Based on the tokenized questions and a pre-built word embedding database, build fixed-length (padded) sequences of word indices for each question, as well as a lookup matrix that maps word indices to word vectors.
This utility package imports numpy, pandas, matplotlib and a helper kg module into the root namespace.
In [1]:
from pygoose import *
In [2]:
from gensim.models.wrappers.fasttext import FastText
Hide all GPUs from TensorFlow to not automatically occupy any GPU RAM.
In [3]:
kg.gpu.cuda_disable_gpus()
In [4]:
from keras.preprocessing.text import Tokenizer
from keras.preprocessing.sequence import pad_sequences
Automatically discover the paths to various data folders and compose the project structure.
In [5]:
project = kg.Project.discover()
The maximum allowed size of the embedding matrix and the maximum length our sequences will be padded/trimmed to.
In [6]:
MAX_VOCAB_SIZE = 125000
MAX_SEQUENCE_LENGTH = 30
Preprocessed and tokenized questions. Stopwords should be kept for neural models.
In [7]:
tokens_train = kg.io.load(project.preprocessed_data_dir + 'tokens_lowercase_spellcheck_train.pickle')
tokens_test = kg.io.load(project.preprocessed_data_dir + 'tokens_lowercase_spellcheck_test.pickle')
Word embedding database queried from the trained FastText model.
In [8]:
embedding_model = FastText.load_word2vec_format(project.aux_dir + 'fasttext_vocab.vec')
In [9]:
EMBEDDING_DIM = len(embedding_model['apple'])
In [10]:
texts_q1_train = [' '.join(pair[0]) for pair in tokens_train]
texts_q2_train = [' '.join(pair[1]) for pair in tokens_train]
In [11]:
texts_q1_test = [' '.join(pair[0]) for pair in tokens_test]
texts_q2_test = [' '.join(pair[1]) for pair in tokens_test]
In [12]:
unique_question_texts = list(set(texts_q1_train + texts_q2_train + texts_q1_test + texts_q2_test))
In [13]:
tokenizer = Tokenizer(
num_words=MAX_VOCAB_SIZE,
split=' ',
lower=True,
char_level=False,
)
In [14]:
tokenizer.fit_on_texts(unique_question_texts)
In [15]:
sequences_q1_train = tokenizer.texts_to_sequences(texts_q1_train)
sequences_q2_train = tokenizer.texts_to_sequences(texts_q2_train)
In [16]:
sequences_q1_test = tokenizer.texts_to_sequences(texts_q1_test)
sequences_q2_test = tokenizer.texts_to_sequences(texts_q2_test)
In [17]:
num_words = min(MAX_VOCAB_SIZE, len(tokenizer.word_index))
Allocate an embedding matrix.
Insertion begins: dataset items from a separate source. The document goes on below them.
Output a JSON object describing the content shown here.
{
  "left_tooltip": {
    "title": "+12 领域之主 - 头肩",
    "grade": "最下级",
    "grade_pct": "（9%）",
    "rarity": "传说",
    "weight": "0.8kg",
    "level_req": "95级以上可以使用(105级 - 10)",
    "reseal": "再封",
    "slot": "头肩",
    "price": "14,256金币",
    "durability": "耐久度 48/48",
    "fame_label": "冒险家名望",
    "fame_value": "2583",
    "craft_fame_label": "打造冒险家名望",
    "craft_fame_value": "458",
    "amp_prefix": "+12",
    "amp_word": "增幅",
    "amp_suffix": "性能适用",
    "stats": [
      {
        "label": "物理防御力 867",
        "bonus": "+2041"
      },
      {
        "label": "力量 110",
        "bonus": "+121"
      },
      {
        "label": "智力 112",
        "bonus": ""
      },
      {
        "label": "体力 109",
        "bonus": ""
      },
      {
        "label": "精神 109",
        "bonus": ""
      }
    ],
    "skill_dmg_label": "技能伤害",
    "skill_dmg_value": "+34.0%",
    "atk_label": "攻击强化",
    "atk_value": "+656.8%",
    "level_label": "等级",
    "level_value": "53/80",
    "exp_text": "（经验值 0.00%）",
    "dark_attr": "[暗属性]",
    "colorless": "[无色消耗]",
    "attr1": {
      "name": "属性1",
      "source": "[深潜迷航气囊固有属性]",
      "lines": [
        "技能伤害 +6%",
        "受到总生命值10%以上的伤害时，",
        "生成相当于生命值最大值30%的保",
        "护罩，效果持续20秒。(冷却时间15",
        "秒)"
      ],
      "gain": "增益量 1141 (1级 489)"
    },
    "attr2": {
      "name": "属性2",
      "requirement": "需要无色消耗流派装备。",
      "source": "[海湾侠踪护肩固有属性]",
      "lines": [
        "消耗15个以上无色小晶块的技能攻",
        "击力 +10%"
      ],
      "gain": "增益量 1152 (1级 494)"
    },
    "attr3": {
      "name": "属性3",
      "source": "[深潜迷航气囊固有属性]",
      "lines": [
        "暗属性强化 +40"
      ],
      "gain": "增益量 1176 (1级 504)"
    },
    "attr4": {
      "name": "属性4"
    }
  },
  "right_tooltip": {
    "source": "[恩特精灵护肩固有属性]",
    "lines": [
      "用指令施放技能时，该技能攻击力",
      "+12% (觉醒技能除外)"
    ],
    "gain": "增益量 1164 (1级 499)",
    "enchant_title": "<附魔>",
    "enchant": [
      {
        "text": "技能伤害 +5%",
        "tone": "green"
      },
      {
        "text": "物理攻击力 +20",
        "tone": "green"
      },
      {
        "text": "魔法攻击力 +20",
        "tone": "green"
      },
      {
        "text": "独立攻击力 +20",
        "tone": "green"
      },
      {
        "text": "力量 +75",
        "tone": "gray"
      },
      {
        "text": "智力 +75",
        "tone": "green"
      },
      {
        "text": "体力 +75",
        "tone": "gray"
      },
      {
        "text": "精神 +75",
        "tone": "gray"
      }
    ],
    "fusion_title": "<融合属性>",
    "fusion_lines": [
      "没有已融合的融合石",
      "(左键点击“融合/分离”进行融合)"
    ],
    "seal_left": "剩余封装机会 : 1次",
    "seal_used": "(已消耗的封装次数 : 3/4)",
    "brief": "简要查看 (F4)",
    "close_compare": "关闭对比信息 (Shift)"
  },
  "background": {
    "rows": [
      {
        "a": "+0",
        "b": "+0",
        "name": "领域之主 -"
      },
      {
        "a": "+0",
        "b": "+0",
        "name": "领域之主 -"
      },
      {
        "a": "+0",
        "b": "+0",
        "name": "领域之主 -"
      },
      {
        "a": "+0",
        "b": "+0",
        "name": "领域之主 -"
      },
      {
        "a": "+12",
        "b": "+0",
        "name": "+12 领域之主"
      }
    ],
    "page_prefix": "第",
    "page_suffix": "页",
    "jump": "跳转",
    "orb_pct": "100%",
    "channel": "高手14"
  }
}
Include the NULL word.
In [18]:
embedding_matrix = np.zeros((num_words + 1, EMBEDDING_DIM))
Fill the matrix using the vectors for individual words.
In [19]:
for word, index in progressbar(tokenizer.word_index.items()):
if word in embedding_model.vocab:
embedding_matrix[index] = embedding_model[word]
Word embedding lookup matrix.
In [20]:
kg.io.save(embedding_matrix, project.aux_dir + 'fasttext_vocab_embedding_matrix.pickle')
Padded word index sequences.
In [21]:
sequences_q1_padded_train = pad_sequences(sequences_q1_train, maxlen=MAX_SEQUENCE_LENGTH)
sequences_q2_padded_train = pad_sequences(sequences_q2_train, maxlen=MAX_SEQUENCE_LENGTH)
In [22]:
sequences_q1_padded_test = pad_sequences(sequences_q1_test, maxlen=MAX_SEQUENCE_LENGTH)
sequences_q2_padded_test = pad_sequences(sequences_q2_test, maxlen=MAX_SEQUENCE_LENGTH)
In [23]:
kg.io.save(sequences_q1_padded_train, project.preprocessed_data_dir + 'sequences_q1_fasttext_train.pickle')
kg.io.save(sequences_q2_padded_train, project.preprocessed_data_dir + 'sequences_q2_fasttext_train.pickle')
In [24]:
kg.io.save(sequences_q1_padded_test, project.preprocessed_data_dir + 'sequences_q1_fasttext_test.pickle')
kg.io.save(sequences_q2_padded_test, project.preprocessed_data_dir + 'sequences_q2_fasttext_test.pickle')